Yesterday we attended the funeral service for great aunt Sonia at the Russian Orthodox church of which she'd been a member for most of her adult life. The building was onion-domed on the outside; inside, it was all gold, crystal and the most ornate of wood paneling. There were shimmer paintings of the saints on walls and images of them on stained glass. The air was so thick from incense that it reminded everyone just how tenuous the connection is between properly functioning lungs and this mortal earth. I sat in the back, closest to the doors, where I hoped to gasp in some of the morning's fresh, rain-bedazzled air.

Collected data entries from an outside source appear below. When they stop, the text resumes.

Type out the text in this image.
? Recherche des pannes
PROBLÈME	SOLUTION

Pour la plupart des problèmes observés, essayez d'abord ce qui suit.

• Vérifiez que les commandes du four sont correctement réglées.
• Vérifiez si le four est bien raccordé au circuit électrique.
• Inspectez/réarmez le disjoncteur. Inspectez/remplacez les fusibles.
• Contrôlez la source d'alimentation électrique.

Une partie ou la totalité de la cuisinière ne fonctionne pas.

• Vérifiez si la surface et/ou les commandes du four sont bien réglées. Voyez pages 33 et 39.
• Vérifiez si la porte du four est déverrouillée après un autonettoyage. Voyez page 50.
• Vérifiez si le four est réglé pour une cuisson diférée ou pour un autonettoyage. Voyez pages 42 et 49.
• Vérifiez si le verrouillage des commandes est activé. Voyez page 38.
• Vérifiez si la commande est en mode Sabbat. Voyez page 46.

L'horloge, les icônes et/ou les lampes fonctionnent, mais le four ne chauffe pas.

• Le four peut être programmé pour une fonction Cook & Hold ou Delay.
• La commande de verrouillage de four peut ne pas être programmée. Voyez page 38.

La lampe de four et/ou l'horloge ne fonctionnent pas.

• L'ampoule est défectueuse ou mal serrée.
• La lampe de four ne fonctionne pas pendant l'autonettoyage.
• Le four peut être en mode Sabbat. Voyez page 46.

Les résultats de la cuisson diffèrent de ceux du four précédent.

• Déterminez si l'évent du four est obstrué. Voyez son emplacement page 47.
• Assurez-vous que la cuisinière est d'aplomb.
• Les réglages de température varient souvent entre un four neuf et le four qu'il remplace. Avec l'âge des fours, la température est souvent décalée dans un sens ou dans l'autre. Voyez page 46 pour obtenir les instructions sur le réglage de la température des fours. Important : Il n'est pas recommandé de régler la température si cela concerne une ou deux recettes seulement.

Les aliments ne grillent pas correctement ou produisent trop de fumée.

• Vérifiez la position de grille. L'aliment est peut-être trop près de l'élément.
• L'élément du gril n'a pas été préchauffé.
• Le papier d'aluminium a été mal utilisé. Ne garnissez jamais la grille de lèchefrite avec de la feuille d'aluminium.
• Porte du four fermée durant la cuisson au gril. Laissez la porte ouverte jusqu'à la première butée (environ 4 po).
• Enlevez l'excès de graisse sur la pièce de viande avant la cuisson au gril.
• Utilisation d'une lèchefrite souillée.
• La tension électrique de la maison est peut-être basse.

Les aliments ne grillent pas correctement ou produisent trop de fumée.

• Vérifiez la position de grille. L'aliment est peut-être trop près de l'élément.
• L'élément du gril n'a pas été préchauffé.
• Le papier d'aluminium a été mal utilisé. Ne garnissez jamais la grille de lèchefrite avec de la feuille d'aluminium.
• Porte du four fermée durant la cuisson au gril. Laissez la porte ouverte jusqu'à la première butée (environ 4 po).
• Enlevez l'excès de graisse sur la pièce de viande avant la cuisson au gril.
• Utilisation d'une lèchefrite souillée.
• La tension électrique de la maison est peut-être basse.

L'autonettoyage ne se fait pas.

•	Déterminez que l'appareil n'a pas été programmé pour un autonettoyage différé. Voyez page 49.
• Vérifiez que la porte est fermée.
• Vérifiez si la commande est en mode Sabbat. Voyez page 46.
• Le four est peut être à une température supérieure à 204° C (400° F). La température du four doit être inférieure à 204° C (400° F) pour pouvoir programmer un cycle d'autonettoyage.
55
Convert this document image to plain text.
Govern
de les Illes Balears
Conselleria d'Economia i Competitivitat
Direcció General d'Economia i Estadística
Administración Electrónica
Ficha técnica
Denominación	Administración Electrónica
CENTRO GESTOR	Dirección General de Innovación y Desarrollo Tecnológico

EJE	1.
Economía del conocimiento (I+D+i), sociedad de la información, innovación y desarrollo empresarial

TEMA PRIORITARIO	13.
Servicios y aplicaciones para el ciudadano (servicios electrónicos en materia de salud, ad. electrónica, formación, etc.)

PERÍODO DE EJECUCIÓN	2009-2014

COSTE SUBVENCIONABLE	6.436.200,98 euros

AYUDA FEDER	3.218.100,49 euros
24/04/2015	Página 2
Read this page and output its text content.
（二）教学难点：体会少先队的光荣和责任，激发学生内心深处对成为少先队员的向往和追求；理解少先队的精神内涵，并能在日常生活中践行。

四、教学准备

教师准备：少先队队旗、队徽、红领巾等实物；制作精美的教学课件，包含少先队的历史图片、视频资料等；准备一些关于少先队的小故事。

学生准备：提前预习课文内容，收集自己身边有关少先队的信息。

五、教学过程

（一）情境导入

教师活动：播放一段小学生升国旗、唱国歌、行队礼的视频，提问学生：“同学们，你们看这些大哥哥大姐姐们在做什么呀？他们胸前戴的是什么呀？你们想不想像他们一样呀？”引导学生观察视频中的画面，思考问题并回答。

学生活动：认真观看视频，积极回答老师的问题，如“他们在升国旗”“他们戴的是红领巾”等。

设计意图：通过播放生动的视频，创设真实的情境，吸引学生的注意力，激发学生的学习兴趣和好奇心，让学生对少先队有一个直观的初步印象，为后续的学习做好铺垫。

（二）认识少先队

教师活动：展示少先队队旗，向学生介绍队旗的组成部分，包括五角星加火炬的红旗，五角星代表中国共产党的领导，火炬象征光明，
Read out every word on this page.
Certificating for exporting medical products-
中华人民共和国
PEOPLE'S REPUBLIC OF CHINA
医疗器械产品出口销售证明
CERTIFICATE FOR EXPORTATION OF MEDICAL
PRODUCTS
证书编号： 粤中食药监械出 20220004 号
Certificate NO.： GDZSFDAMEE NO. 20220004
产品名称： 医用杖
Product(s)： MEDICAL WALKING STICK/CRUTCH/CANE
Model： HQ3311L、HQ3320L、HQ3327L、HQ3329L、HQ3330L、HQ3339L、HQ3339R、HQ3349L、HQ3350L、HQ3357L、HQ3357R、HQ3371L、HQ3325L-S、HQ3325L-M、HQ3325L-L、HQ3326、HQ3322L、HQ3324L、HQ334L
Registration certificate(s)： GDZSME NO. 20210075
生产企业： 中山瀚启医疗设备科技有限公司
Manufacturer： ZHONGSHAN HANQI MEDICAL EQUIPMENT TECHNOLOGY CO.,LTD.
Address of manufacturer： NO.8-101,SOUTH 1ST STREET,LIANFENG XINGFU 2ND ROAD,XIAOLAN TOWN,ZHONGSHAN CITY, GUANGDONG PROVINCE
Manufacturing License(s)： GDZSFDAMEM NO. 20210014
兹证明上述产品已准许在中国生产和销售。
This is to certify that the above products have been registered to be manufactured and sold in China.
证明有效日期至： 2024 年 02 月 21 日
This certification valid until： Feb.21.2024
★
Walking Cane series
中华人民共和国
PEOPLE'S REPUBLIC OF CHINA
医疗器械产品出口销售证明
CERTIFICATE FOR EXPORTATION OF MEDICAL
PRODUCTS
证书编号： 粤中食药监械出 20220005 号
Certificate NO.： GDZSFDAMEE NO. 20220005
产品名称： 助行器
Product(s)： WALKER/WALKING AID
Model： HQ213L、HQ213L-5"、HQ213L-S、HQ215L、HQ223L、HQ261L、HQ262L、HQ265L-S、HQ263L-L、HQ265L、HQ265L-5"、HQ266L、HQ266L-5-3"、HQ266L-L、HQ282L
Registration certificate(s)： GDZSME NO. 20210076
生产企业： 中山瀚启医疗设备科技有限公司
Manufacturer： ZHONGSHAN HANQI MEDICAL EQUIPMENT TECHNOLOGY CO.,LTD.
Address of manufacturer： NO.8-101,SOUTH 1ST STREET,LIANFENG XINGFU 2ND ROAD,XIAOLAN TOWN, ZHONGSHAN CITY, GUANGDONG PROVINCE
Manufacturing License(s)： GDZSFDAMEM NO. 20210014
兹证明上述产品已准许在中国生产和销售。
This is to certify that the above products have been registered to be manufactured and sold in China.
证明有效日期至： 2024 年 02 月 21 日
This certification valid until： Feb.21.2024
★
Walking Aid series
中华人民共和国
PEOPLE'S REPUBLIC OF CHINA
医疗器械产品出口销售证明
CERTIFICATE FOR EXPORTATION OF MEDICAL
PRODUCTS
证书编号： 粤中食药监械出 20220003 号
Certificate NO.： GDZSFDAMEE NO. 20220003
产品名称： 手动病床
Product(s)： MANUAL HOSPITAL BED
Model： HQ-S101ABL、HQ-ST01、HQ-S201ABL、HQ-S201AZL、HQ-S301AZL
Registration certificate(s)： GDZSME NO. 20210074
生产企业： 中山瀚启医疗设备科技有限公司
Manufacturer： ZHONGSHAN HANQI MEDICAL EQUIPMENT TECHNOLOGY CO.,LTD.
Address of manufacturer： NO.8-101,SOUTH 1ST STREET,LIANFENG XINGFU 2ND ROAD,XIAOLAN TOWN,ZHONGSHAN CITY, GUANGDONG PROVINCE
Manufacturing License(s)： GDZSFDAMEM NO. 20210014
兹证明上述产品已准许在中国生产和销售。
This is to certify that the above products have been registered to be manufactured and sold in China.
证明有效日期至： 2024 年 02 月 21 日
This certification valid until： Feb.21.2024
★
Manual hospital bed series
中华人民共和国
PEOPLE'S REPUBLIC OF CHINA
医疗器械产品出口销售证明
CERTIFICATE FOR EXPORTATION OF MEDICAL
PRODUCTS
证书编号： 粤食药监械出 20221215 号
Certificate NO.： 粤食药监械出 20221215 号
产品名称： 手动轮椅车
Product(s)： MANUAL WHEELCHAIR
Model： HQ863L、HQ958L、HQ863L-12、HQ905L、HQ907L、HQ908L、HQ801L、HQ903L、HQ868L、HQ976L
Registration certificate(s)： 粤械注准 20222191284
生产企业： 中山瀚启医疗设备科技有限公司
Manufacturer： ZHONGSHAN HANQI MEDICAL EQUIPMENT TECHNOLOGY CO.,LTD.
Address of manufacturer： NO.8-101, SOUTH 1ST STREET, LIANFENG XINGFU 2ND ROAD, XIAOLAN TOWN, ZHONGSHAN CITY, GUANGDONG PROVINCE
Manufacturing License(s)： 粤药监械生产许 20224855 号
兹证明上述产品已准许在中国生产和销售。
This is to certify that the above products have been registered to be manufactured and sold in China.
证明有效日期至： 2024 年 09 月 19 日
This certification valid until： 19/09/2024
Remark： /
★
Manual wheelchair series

The casket at a Russian Orthodox funeral is traditionally open. That's what I assume, anyway, based on the sight of aunt Sonia's pancaked features turned up toward the ceiling as she rested on a pillow beneath a cloud of incense for the duration of the ceremony. "Give rest to your servant fallen asleep," the priest repeated as he swung the golden canister of burning ash in sweeping arcs around the casket, like a yo-yo in the hands of the most experienced entertainer. Everything was in threes. "Fallen asleep. Your servant fallen asleep." Our Father, who art in heaven. And again, and again.
I don't know that we cried, any of us. I know we looked at aunt Sonia in repose and thought how strange was this quiet. We tugged at our skirt hem, or adjusted our pants, or patted our hair. She would not have been impressed. We knew that. That's why her silence was so odd--the voice was still in our heads.
During the eulogy, the priest told us that aunt Sonia had trouble accepting the world for what it is. She had trouble accepting people for what they are. Flawed. And I thought that this priest hit the coffin nail on the head. He also told us she was the church's second oldest parishioner. She knew so much and she shared that knowledge. It was true, too. She was not all good or bad. When she was part of this world she was flawed just like the rest of us.
Afterward, our family lingered together in the game of catch-up we play only upon death. It's so good to see you. I'm sorry it had to be under these circumstances. We ate together. We exchanged email addresses and promises.
Even as we talked about someday having a real family reunion (it's not too late, said cousin Cindy, optimistically) we all knew that the next funeral would come first.
And we are scared, lazy and helpless, knowing there will be one less soul in attendance.